A Traditional Japanese Liqueur
Choya Umeshu is a Japanese liqueur made from the ume fruit. It’s not one of those drinks you have to learn to love or is an “acquired taste”. Most people that try it for the first time, simply like it. There is no noncommittal shrug or a mumbled not bad, it just tastes good. Definitely something to purchase for those who enjoy fruity cocktails. For added sweetness, the honey or royal honey variations are a definite must-try. Luckily this drink is easy to track down in Malaysia, you can find it in most grocers or buy it online if you prefer.
A Tale of Two Beers
For the festive season you may be more willing to spend a little extra on a more unique beer, or two. The first may be off putting to some simply because of its colour, it is pink. Liefmans Fruitesse is a Belgian berry beer and unusually is one of the few beers designed to be served on the rocks. It even says so on the bottle in large red letters, so you don’t forget. It comes in at 3.8 percent and honestly tastes quite a bit like a refreshing type of soda, without being overly sweet.

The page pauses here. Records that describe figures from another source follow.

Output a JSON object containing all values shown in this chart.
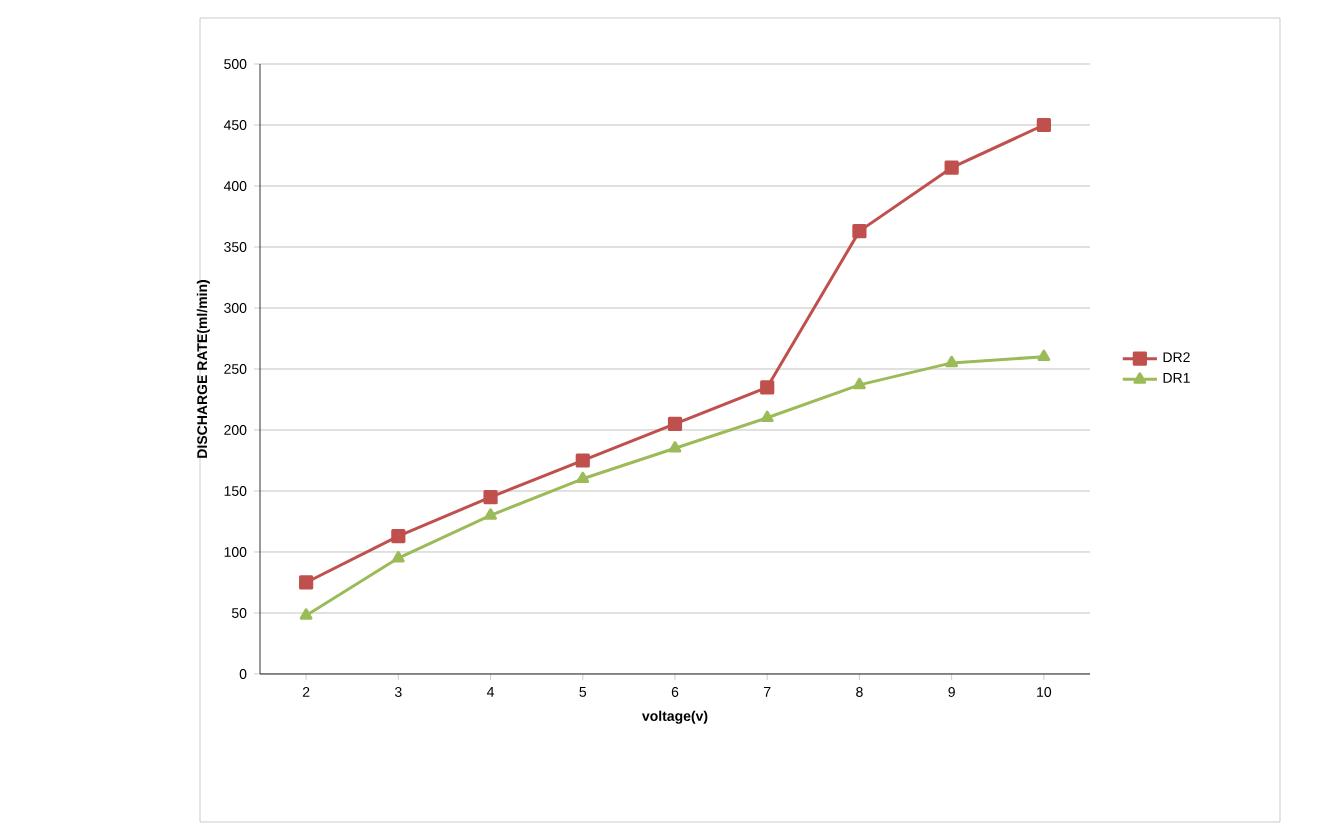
{
  "chart_data": {
    "type": "line",
    "xlabel": "voltage(v)",
    "ylabel": "DISCHARGE RATE(ml/min)",
    "categories": [
      "2",
      "3",
      "4",
      "5",
      "6",
      "7",
      "8",
      "9",
      "10"
    ],
    "series": [
      {
        "name": "DR2",
        "color": "#c0504d",
        "marker": "square",
        "values": [
          75,
          113,
          145,
          175,
          205,
          235,
          363,
          415,
          450
        ]
      },
      {
        "name": "DR1",
        "color": "#9bbb59",
        "marker": "triangle",
        "values": [
          48,
          95,
          130,
          160,
          185,
          210,
          237,
          255,
          260
        ]
      }
    ],
    "ylim": [
      0,
      500
    ],
    "yticks": [
      0,
      50,
      100,
      150,
      200,
      250,
      300,
      350,
      400,
      450,
      500
    ],
    "grid": "y",
    "legend": "right"
  }
}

This beer is relatively new to the Malaysian market so it is not that common however it is currently available at B.I.G. in Public. The other beer, Estrella Damm Inedit has an interesting backstory. Created by Ferran Adrià to be served with food in his Michelin 3-Star restaurant, it tastes similar to a light witbier and is less carbonated, so it won’t leave you feeling bloated. An enjoyable beer with or without food, it is unfortunately very hard to find.
Inedit is available in Malaysia, but mostly in hotel restaurants or speciality Spanish restaurants like Mercat Barcelona Gastrobar in Bangsar. In the attempt to track down this beer I found out the following useful tip: if you come across an alcoholic beverage you haven’t seen before or have trouble finding, inspect the bottle for the distributor in Malaysia. They quite often have a sticker on them with contact information.
This drink is great to show a bit more appreciation for your guests by spending the effort of adding a little ‘cooking’ to your drinking. Mulled wine is one of the favourite Christmas drinks for a reason. It is sweet like most Christmas time edibles or drinkables and has enough wine in it to make things a bit more interesting. There is a myriad of recipes online with contributions from chefs like Gordon Ramsay or Jamie Oliver. Most are worth a try.